Pair Corralation between Khon Kaen and IRPC Public
Assuming the 90 days trading horizon Khon Kaen Sugar is expected to generate 0.63 times more return on investment than IRPC Public. However, Khon Kaen Sugar is 1.59 times less risky than IRPC Public. It trades about -0.04 of its potential returns per unit of risk. IRPC Public is currently generating about -0.06 per unit of risk. If you would invest 210.00 in Khon Kaen Sugar on September 5, 2024 and sell it today you would lose (11.00) from holding Khon Kaen Sugar or give up 5.24% of portfolio value over 90 days.

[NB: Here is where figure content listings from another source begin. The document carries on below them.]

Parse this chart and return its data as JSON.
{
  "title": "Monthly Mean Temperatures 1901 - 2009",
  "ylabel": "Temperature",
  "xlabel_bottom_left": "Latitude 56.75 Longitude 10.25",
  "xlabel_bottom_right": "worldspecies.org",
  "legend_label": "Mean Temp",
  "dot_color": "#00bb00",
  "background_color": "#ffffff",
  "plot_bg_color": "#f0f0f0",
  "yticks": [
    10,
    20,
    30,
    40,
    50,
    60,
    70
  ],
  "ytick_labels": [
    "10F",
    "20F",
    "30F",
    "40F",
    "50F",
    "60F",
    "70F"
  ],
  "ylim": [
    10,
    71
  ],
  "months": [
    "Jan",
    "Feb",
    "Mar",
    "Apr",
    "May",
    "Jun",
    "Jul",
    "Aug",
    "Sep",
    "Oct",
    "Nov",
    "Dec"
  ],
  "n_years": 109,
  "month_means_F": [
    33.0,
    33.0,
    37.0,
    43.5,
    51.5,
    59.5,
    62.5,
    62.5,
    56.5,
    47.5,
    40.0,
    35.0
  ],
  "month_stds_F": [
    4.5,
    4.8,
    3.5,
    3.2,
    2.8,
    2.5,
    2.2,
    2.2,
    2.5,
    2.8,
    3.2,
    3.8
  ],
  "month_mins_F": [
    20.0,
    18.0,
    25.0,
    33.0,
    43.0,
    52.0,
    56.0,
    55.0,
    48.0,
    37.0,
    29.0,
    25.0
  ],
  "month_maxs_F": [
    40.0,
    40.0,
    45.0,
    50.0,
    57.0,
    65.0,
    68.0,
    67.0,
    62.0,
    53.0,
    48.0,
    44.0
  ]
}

Time Period | 3 Months [change] |
Direction | Moves Together |
Strength | Very Strong |
Accuracy | 100.0% |
Values | Daily Returns |
Khon Kaen Sugar vs. IRPC Public
Performance |
Timeline |
Khon Kaen Sugar |
IRPC Public |
Khon Kaen and IRPC Public Volatility Contrast
Predicted Return Density |
Returns |
Pair Trading with Khon Kaen and IRPC Public
The main advantage of trading using opposite Khon Kaen and IRPC Public positions is that it hedges away some unsystematic risk. Because of two separate transactions, even if Khon Kaen position performs unexpectedly, IRPC Public can make up some of the losses. Pair trading also minimizes risk from directional movements in the market. For example, if an entire industry or sector drops because of unexpected headlines, the short position in IRPC Public will offset losses from the drop in IRPC Public's long position.Khon Kaen vs. Airports of Thailand | Khon Kaen vs. PTT Public | Khon Kaen vs. Bangkok Dusit Medical | Khon Kaen vs. Kasikornbank Public |
IRPC Public vs. PTT Global Chemical | IRPC Public vs. PTT Public | IRPC Public vs. PTT Exploration and | IRPC Public vs. Thai Oil Public |
Check out your portfolio center.Note that this page's information should be used as a complementary analysis to find the right mix of equity instruments to add to your existing portfolios or create a brand new portfolio. You can also try the Sectors module to list of equity sectors categorizing publicly traded companies based on their primary business activities.